Divagava uma cena que nunca iria
acontecer. Nesse devaneio, encontrei uma história de vida sincera que eu sempre
esperei ouvir.
Começara a ser indagada sobre a
hipótese de ter uns trocados ali comigo. Sentada numa toalha xadrez sobre a
grama, ofereci-lhe o que comer e a minha atenção. Dissera-me que era mais do
que o suficiente. Foi então que sentou-se ao meu lado e não se deu ao luxo de
se sentar sobre a toalha clichê de piquenique.

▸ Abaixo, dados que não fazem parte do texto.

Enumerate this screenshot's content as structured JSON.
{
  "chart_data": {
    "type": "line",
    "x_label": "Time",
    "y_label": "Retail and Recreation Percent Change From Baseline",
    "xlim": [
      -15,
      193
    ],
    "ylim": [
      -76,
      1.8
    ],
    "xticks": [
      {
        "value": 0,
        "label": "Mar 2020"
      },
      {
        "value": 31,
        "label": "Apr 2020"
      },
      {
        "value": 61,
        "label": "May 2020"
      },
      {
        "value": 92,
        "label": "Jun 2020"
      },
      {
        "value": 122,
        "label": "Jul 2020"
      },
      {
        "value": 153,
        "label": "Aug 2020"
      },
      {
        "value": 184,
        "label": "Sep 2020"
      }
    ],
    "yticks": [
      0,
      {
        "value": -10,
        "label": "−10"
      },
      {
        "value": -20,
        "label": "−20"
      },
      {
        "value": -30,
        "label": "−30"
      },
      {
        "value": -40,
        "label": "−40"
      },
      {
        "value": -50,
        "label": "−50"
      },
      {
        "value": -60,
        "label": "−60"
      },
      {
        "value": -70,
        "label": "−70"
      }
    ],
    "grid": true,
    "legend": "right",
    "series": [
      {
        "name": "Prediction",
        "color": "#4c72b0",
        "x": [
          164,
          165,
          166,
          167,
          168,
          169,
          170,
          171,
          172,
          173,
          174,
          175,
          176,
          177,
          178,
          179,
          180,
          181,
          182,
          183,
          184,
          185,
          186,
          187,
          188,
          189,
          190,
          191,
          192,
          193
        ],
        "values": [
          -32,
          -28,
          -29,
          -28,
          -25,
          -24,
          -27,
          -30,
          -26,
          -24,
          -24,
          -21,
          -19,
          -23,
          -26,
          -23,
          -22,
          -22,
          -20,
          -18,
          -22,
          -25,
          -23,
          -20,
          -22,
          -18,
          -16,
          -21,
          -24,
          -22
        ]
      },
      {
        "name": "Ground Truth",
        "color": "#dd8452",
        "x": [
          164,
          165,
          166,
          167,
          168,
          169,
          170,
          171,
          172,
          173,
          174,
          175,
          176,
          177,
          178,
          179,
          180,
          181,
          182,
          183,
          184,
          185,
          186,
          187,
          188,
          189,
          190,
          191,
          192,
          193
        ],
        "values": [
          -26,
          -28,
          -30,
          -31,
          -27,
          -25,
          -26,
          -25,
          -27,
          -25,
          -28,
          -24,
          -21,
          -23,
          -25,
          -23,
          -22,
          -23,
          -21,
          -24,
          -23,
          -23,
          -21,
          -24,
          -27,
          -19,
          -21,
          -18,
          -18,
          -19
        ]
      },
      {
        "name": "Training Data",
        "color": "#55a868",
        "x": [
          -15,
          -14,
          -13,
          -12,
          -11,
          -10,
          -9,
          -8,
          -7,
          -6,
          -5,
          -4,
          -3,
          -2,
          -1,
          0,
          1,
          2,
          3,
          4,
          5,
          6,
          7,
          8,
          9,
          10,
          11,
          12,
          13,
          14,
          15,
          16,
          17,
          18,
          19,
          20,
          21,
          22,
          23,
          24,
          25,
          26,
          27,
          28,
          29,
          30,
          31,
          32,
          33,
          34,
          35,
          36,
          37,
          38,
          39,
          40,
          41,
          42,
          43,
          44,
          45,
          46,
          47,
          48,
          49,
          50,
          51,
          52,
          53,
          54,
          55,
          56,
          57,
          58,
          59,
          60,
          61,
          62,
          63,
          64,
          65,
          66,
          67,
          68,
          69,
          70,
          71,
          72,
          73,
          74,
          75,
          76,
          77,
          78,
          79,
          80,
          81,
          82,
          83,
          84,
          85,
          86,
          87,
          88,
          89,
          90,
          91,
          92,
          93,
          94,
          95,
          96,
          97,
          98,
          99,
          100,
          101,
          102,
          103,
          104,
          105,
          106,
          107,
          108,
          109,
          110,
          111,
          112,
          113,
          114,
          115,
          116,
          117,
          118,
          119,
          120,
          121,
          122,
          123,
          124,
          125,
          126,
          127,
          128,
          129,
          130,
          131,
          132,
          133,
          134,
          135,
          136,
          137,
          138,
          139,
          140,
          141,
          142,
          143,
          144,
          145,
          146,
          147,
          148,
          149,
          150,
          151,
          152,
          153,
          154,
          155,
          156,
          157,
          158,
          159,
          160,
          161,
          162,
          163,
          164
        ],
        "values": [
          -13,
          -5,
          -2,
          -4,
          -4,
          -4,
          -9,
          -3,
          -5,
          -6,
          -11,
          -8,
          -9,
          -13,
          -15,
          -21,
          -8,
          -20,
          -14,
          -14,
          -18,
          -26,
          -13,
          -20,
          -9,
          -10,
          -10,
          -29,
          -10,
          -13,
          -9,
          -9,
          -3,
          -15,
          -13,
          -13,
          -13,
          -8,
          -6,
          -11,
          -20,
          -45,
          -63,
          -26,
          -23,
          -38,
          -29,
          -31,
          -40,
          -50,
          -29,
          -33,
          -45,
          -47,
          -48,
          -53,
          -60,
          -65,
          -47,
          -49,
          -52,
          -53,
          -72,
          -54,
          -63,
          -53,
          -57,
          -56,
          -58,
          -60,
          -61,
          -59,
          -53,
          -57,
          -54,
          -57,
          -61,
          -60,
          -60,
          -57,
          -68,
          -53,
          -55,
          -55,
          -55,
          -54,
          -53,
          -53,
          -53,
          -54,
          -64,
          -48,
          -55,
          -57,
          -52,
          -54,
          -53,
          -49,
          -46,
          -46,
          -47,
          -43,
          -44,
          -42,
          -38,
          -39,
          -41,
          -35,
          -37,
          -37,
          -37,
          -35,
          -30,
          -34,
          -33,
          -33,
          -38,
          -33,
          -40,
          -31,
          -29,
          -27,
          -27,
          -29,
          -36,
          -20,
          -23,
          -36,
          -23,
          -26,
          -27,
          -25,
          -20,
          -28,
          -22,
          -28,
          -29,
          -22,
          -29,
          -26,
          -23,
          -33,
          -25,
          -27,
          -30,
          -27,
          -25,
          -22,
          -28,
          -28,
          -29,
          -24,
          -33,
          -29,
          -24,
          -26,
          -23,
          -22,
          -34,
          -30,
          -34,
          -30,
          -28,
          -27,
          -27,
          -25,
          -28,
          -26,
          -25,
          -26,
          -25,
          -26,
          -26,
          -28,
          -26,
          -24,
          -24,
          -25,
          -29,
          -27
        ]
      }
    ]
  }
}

Nosso diálogo nasceu a partir da
seguinte pergunta: “Como é que te ajudo?”. “Conta-me algo sobre a sua vida”.
Ele se mostrou um tanto surpreso. Mas a verdade, ambos sabiam; ele, na rua, no
frio, sozinho, vivia mais do que a moça que lhe imaginava. “Quero escrever
sobre você”. “A moça escreve livro, é?”. “Não, não posso e nem sei como é que
se faz. Só brinco que sei. E não se vende o que é sincero...”. Ele conhecia,
entendia o mundo.
Ele parecia procurar a palavra
certa para começar. Ajeitei-me como se ajeita quando se o ouve o anúncio de que
o espetáculo vai começar. “Não sei quanto tempo faz, sabe moça, só sei que faz
tempo. Eu era garoto, gostava de brincar na rua e ir atrás de pipa, não queria
saber de estudar não, moça.”. E parou como se procurasse o passado em meio as
nuvens. Perdeu-se num olhar. “Está aqui a muito tempo?” Perguntei, com
esperança que a história não se perdesse. “Não, cheguei aqui há 2 anos. Morava
lá na 28 de Maio, a ponte principal.” Sorriu e continuou. “Esteve sempre
sozinho, foi?”. A minha curiosidade inocente nunca soube se controlar. “Eu já
tive família um dia. Dessas famílias que ninguém deveria abandonar, mas a gente
nunca sabe disso quando tem.” Ele se perdeu, deixou perder. E aquela dor, eu
trouxe comigo, como souvenir de uma boa história.